Foto: IMAGO/teamworkHannover. Die Sparkassen üben Kritik an den bisherigen Plänen der Bundesregierung zum Umbau privater Heizungen. „Der Wechsel von Öl- und Gasheizungen hin zu Wärmepumpen ist nur machbar, wenn die Menschen das wirtschaftlich und die Stromnetze das technisch verkraften“, sagte Sparkassenpräsident Helmut Schleweis am Dienstag.
Den Wunsch nach einem möglichst schnellen Austausch fossil betriebener Heizungsanlagen bezeichnete der Chef des Deutschen Sparkassen- und Giroverbands (DSGV) auf der Pressekonferenz zum Deutschen Sparkassentag als verständlich. Wer aber Angst habe, dass funktionierende Heizanlagen herausgerissen werden müssen, „wird die notwendigen Maßnahmen nicht aus voller Überzeugung unterstützen“.
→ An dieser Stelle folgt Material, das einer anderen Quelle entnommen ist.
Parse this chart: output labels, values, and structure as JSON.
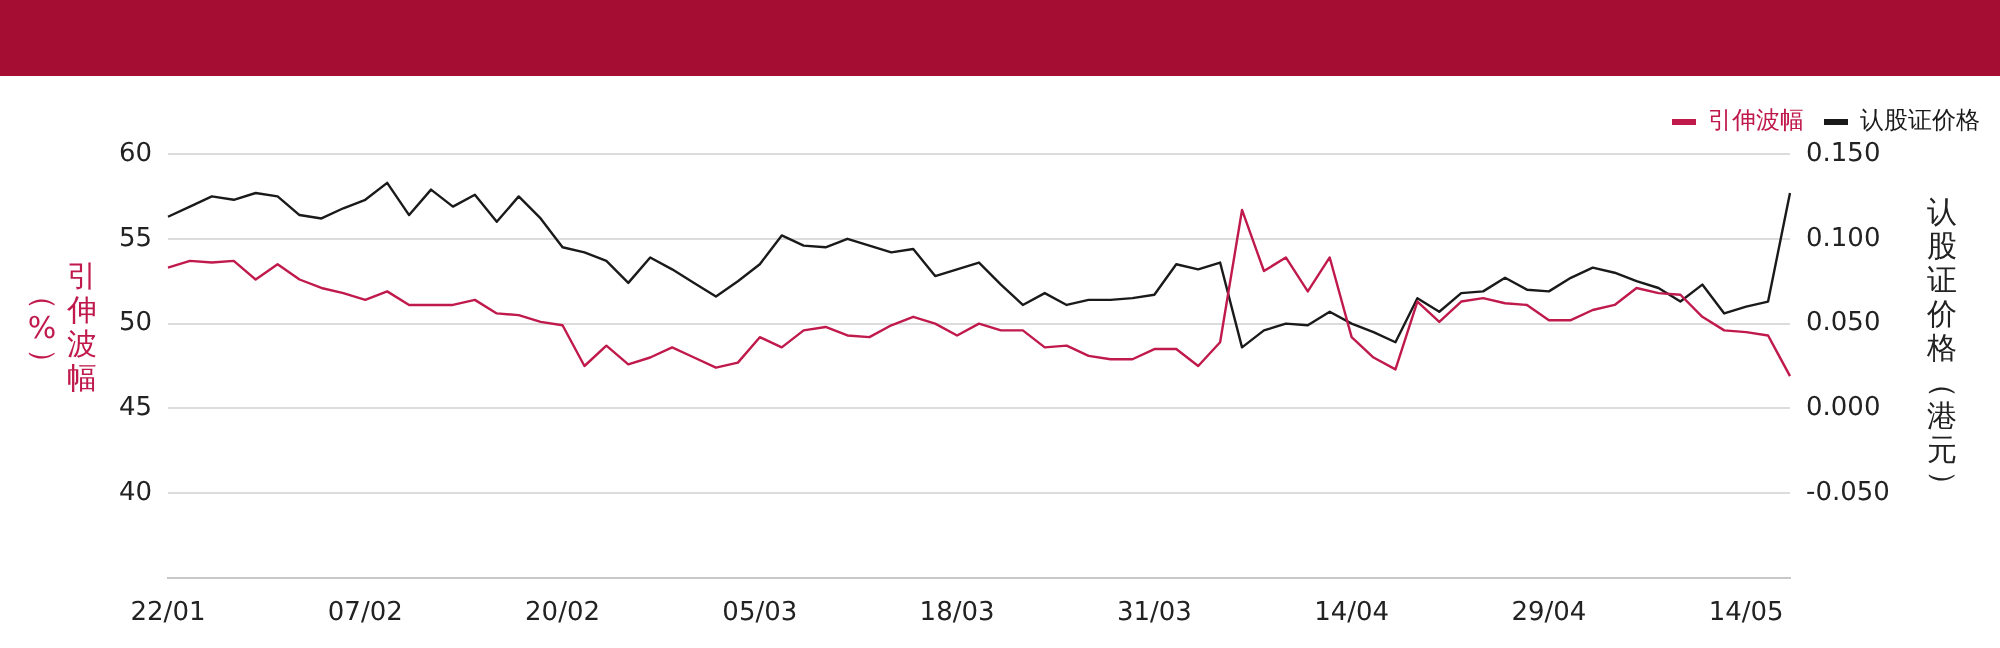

„Es lohnt sich, dieses Gesetz ganzheitlich noch einmal anzuschauen“, sagte Schleweis. Zahlen dazu, welcher Anteil der Kundinnen und Kunden mit Immobilienbesitz sich einen Heizungstausch womöglich nicht leisten kann, hat der DSGV aber nicht.
Um das geplante Heizungsgesetz wird seit einigen Wochen gerungen. Demnach soll ab 2024 möglichst jede neu eingebaute Heizung zu mindestens 65 Prozent mit erneuerbaren Energien betrieben werden. Das würde in der Praxis über kurz oder lang auf einen Austausch von Öl- und Gasheizungen hinauslaufen. Vorgesehen sind allerdings zahlreiche Ausnahmeregelungen.